Old Fourth Ward, Atlanta · Track 17 · middle
Dr. King: The Visionary's Walk
A profound reflection on Martin Luther King Jr.'s life and legacy, shaped by the streets and spirit of his home neighborhood.
Lyrics
[Intro] Five-oh-one Auburn Avenue. Just a house, Queen Anne frame. But the air still holds a name. Not the one you know. Not yet. [Verse 1] January fifteenth, 1929. Upstairs bedroom, winter sun. A boy named Michael, just begun. House smells of coal smoke and his mother's care. A telephone rings, rare for the time. The whole world is right here. Contained in these four walls. [Chorus] It's just a short walk. From the porch swing to the church door. Just a few hundred feet of worn-down sidewalk. But that's the walk the whole world was waiting for. From a boy's first steps to a prophet's floor. That walk down Auburn Avenue. [Verse 2] He walks with his father, hand in hand. Past the Atlanta Daily World, the banks, the bakeries. Sweet Auburn, a promised land made of brick and enterprise. He hears the streetcar bell's sharp song. Sees the pride in his father's eyes. Learns a man can belong to something bigger than his own front yard. [Chorus] It's just a short walk.
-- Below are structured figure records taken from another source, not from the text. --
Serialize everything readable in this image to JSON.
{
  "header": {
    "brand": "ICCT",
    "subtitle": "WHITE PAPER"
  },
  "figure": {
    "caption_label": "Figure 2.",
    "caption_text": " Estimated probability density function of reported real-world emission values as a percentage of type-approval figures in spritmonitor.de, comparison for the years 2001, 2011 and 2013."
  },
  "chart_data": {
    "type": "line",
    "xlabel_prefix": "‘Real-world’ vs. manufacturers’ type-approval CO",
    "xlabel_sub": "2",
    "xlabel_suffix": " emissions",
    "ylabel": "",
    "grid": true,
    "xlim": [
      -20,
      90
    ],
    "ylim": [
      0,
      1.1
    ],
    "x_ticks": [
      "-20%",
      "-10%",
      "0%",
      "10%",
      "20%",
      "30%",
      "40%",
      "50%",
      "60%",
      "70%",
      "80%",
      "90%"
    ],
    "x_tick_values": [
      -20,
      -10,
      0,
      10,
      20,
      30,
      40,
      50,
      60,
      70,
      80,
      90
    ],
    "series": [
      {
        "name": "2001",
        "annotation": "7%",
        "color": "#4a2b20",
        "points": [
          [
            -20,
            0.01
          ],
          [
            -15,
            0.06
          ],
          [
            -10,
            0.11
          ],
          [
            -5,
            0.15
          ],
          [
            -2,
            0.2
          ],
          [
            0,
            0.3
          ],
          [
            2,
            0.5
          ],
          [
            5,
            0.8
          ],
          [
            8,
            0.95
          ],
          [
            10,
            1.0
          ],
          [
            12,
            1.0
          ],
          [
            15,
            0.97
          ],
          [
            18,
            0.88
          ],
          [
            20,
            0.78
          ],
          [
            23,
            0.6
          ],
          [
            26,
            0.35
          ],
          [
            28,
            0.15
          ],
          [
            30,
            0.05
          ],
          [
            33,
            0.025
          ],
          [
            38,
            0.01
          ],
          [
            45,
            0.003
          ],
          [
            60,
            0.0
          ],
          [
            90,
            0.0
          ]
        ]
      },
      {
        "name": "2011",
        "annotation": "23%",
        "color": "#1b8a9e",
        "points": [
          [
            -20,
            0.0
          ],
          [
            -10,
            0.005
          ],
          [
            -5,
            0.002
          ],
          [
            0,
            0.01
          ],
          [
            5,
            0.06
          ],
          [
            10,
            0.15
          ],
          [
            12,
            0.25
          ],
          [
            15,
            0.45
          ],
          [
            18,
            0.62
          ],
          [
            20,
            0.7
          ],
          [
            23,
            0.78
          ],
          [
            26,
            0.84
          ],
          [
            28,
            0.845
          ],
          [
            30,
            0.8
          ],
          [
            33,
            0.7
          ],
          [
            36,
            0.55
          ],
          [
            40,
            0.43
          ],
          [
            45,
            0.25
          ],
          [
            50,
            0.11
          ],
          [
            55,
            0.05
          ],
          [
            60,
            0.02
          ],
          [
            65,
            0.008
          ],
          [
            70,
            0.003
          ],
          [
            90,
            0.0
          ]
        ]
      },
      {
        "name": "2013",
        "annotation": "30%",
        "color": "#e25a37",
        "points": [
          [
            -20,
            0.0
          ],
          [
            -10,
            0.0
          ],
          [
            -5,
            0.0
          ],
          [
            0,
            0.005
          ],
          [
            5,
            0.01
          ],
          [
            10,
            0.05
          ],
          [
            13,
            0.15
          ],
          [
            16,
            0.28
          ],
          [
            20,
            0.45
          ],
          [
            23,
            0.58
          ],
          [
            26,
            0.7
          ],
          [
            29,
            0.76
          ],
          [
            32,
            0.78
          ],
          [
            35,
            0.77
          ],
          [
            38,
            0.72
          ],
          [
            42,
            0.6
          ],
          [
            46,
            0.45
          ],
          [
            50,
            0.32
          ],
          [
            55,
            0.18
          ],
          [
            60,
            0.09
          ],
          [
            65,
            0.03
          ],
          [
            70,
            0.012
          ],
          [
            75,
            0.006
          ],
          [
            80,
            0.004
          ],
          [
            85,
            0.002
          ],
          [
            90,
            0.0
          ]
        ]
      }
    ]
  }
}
From the porch swing to the church door. Just a few hundred feet of worn-down sidewalk. But that's the walk the whole world was waiting for. From a boy's first steps to a prophet's floor. That walk down Auburn Avenue. [Bridge] Then the man returns, November fifty-nine. Leaves Montgomery behind. Comes back to the source, to the root. He said, 'Because of the richness of the experience...' The pulpit wood is cool and familiar under his hands. The echo in Ebenezer understands. This is the place the voice was made. This is the ground where the dream was laid. [Outro] I stand here now. The street is quiet. The porch light at five-oh-one is on. A beacon. And you can almost feel it. The first step. And the next. And the next. The walk isn't over.